Do you have Relationship Anxiety?
While being in a relationship, have you ever asked yourself these questions – Does she really like me? Can this truly last? Is she losing interest? If you have and you hear that critical voice in your head whispering negative thoughts about you or your relationship, then you might be experiencing Relationship Anxiety.
Tom is just a normal guy, he wakes up early in the morning, goes to the gym before work, he is well-fit and takes good care of his looks. He is also a top performer at the office, a real team player, he manages his finance smartly, he is funny and super friendly. Anyone would say Tom is the perfect guy, an Iconic Man.
Lots of girls want to date Tom, however he is not really the commitment type of guy. He goes out on a couple of dates, -but then lets the connection wear off. He rarely calls after a few days and never really engages in a relationship per se.
Our guy Tom, just recently met Vanessa and he really likes her. He has never felt this way before about any other girl, he likes her company, and he wants to keep her around. He finds himself calling her and making plans. It’s already past his regular breaking point. We could say that they are now “together” and everything seems to be working just fine. Until he stops to think about this and realizes he is in a relationship.
At this point, unconsciously he starts to create distance, the critical voice in his head wakes up and starts feeding him with doubts.
Tom is now paranoid and suspicious every time Vanessa is on the phone, he is jealous when other people say hi to her. If she has to work late, and she sometimes does, he makes all sorts of conclusions and his hostile behavior goes on for hours, even days.
So, what has changed? Why is Tom trying to sabotage his relationship? If Vanessa is still the same and there seems to be no reason for doubting her, why is he questioning their relationship?
What seems to be happening with Tom is actually very common, it’s called Relationship Anxiety or Fear of Intimacy. This is no more than that critical voice inside your head that tends to color things wrong and twist our perception every time we find ourselves experiencing love or simply being treated differently.
Relationship anxiety can originate far back in a man’s life, maybe by the influence of those who took care of him as a child, how they treated each other, the attitudes and situations that surrounded him while growing up. Or it could have been caused by the negative reflex of a bad romantic experience as a grown man.
This can be very problematic and could cause someone to shut down on love completely. However, when you identify this behavior in you…you can actually fix it!

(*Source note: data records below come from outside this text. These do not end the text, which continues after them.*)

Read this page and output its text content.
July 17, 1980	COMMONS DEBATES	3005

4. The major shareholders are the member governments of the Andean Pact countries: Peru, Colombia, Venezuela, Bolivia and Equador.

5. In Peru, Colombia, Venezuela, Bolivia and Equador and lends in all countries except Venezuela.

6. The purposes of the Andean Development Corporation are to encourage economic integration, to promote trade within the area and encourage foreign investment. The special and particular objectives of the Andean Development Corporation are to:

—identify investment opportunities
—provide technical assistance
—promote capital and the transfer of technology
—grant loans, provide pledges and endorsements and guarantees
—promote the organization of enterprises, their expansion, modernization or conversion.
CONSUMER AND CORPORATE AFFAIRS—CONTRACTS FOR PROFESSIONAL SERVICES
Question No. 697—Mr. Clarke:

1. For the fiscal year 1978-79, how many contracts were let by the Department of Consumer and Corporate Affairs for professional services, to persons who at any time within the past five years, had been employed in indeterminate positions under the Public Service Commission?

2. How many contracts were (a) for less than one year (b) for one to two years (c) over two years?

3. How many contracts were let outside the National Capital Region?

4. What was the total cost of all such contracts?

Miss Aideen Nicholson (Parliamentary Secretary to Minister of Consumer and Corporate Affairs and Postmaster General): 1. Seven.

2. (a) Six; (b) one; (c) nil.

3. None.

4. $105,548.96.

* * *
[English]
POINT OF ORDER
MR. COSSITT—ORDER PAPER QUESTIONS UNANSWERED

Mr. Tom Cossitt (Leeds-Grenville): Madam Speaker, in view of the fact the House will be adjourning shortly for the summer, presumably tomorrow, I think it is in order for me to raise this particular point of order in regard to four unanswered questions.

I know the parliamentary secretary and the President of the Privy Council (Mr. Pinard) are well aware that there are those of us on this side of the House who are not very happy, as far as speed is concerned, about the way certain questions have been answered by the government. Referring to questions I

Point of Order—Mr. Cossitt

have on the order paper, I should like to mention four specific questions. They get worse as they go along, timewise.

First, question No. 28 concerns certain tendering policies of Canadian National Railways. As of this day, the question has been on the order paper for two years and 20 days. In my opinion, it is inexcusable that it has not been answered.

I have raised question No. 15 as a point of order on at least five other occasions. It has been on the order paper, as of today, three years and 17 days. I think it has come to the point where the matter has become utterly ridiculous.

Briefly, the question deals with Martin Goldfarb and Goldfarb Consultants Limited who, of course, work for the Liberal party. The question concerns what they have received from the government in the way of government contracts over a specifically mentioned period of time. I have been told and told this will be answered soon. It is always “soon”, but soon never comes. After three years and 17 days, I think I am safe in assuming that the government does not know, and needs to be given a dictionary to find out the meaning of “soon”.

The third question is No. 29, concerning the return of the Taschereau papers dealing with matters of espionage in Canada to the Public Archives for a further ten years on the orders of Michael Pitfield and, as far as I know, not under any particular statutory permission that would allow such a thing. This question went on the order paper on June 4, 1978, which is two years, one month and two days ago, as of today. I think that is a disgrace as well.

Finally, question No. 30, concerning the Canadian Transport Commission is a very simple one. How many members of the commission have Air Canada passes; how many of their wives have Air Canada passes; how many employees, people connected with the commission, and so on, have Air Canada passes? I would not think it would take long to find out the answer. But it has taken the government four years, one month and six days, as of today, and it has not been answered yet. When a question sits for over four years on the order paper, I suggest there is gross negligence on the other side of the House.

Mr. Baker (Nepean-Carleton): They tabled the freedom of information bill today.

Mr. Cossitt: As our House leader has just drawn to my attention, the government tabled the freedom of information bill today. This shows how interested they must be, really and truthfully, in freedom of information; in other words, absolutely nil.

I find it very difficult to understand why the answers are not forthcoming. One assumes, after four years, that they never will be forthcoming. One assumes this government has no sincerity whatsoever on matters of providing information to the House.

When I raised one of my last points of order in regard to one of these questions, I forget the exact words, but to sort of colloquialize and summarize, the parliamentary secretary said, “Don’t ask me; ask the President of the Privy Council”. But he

Some behaviors may include:
• Having trust issues and doubting the relationship – questioning your loved ones or your value to them, not trusting that you are loved.
• Becoming too controlling - "People with anxiety frequently cope by trying to 'control' their lives," Rosaling Sedacca, CLC, dating and relationship coach.
• Over thinking things and taking them way too personal – When you find yourself editing what you want to say or jumping to conclusions too easily, this may also be a sign of anxiety.
• Being passive-aggressive – feeling irritable and not being able to have a conversation without igniting a fire.
How do we kick this heavy brick out of our life?
The first step is to accept that you are experiencing feelings of anxiety, you can’t fix something that you don’t accept. Now that you have, let’s talk about how to get better.
Anxiety can be the result of stress or negativity. If this is the case, exercising or simply learning some strategies to reset your thoughts, can do wonders. Exercise is considered the all time greatest medication to control anxiety. And your mind is by far the most powerful weapon you own, it can destroy you or save you, depending on how you use it. Meditate, do Yoga, learn about mindfulness.
To overcome anxiety you will need your partner onboard on this journey. If it had gone as far as compromising trust, start over. Agree to start dating as if you had just met, re-build the foundation of your relationship.
Talk about your needs. Sit down over a coffee every now and then and go over each other’s needs, write them down if you think this could work, and just do whatever is in your power to become a better you.
Try to be physically affectionate even when negative feelings are in the air. Don’t allow ordinary arguments to compromise your unity, this will send your brain reminders of confidence and trust.
Lastly, since anxiety is an unconscious feeling, if you feel that these techniques are not getting you the results that you need to conquer your happiness, it might be time to seek help. Get in contact with someone who can help you further explore the source of your anxiety and surpass those feelings.
Sometimes your need to work on your inner-self just as much as you do with your outer. After all, you’re an Iconic Man, you want to live your live to its fullest.